Viviane estava com a pistola. Marcio tinha a mochila com o dinheiro.
-Se entrega Viviane, você não tem mais onde fugir! – falou o delegado se aproximando cautelosamente da moça. Mais atrás vinha Danilo e Roberta.
-Se afasta delegado, ou eu atiro nele! – disse Viviane com a pistola apontada para o peito de Marcio, que sua vez, falou:
-Se atirar em mim o dinheiro vai se perder lá embaixo – o rapaz estava muito próximo do abismo de modo que se ele soltasse a mochila com certeza cairia no mesmo lugar que a saveiro.
-Me entrega a mochila Marcio!
-Eu não vou entregar, abaixe esse revólver!
-Você não tem saída Viviane. Se entrega logo!
-NÃO! – explodiu Viviane indo à direção de Marcio. – SE VOCÊ NÃO SE AFASTAR, DELEGADO, EU ATIRO NELE!
-Jogue a arma e se entregue Viviane!
-ME ENTREGA A MOCHILA, MARCIO, OU EU ATIRO!
-Você vai morrer antes de apertar o gatilho Viviane. Se entrega logo!
A tensão era grande. Horacio e Danilo apontavam as armas para ela. Viviane mantinha a pistola apontada para o peito de Marcio. E o rapaz ameaçava jogar a mochila no precipício.

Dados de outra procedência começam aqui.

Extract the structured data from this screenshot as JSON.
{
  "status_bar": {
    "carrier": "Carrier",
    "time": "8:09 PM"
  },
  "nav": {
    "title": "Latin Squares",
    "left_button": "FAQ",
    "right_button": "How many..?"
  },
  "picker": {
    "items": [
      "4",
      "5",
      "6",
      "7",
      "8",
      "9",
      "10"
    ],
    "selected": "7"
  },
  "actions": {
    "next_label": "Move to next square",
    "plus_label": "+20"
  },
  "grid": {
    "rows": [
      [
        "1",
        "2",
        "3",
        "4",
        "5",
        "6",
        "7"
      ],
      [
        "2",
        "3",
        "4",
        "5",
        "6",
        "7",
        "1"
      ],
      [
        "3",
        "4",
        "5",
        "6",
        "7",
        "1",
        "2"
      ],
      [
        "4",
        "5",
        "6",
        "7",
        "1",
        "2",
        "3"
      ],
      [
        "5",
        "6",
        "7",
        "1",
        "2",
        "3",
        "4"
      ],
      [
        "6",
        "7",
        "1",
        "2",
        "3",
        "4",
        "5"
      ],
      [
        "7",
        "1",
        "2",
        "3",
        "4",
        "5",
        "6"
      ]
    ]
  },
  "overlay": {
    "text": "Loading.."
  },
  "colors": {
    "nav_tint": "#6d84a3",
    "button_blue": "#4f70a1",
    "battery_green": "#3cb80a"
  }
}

Roberta resolveu interferir, sem pensar em nada, se adiantou para onde estava Viviane.
-A sua jornada acabou. É o seu fim Viviane.
-Pode ser Roberta. Mas antes, vou ter o prazer de ver o seu corpo cair como uma boneca feita de trapos bem aqui na minha frente.
E apontou a pistola para Roberta.
-NÃO!!
Foi tudo muito rápido. Marcio gritou “NÃO” e acertou a mochila no rosto de Viviane fazendo – a errar o tiro que acertaria em Roberta. Horacio disparou um tiro – acertou no ombro de Viviane, a pistola caiu de sua mão.
-Vai ser do meu jeito – disse ela tentando demonstrar firmeza.
E todos que ali estavam, assistiram incrédulos e sem reação alguma, Viviane se afastar, abrir os braços e deixar o corpo cair no precipício. Um grito agudo deixou – se ouvir no segundo seguinte àquela cena.
Roberta abraçou Marcio. Estava feliz e triste ao mesmo tempo.
-Calma – disse Marcio dando um beijo na cabeça de Roberta. – Esta tudo bem. Ela se foi.
-Marcio – falou Roberta chorando e encarando o namorado – o Tico também se foi, ele ta morto!
-Como isso aconteceu? – Marcio perguntou emocionado.
-Eu não sei bem direito; foi uma tragédia – a emoção voltou a tomar conta de Roberta. Marcio abraçou – a também emocionado.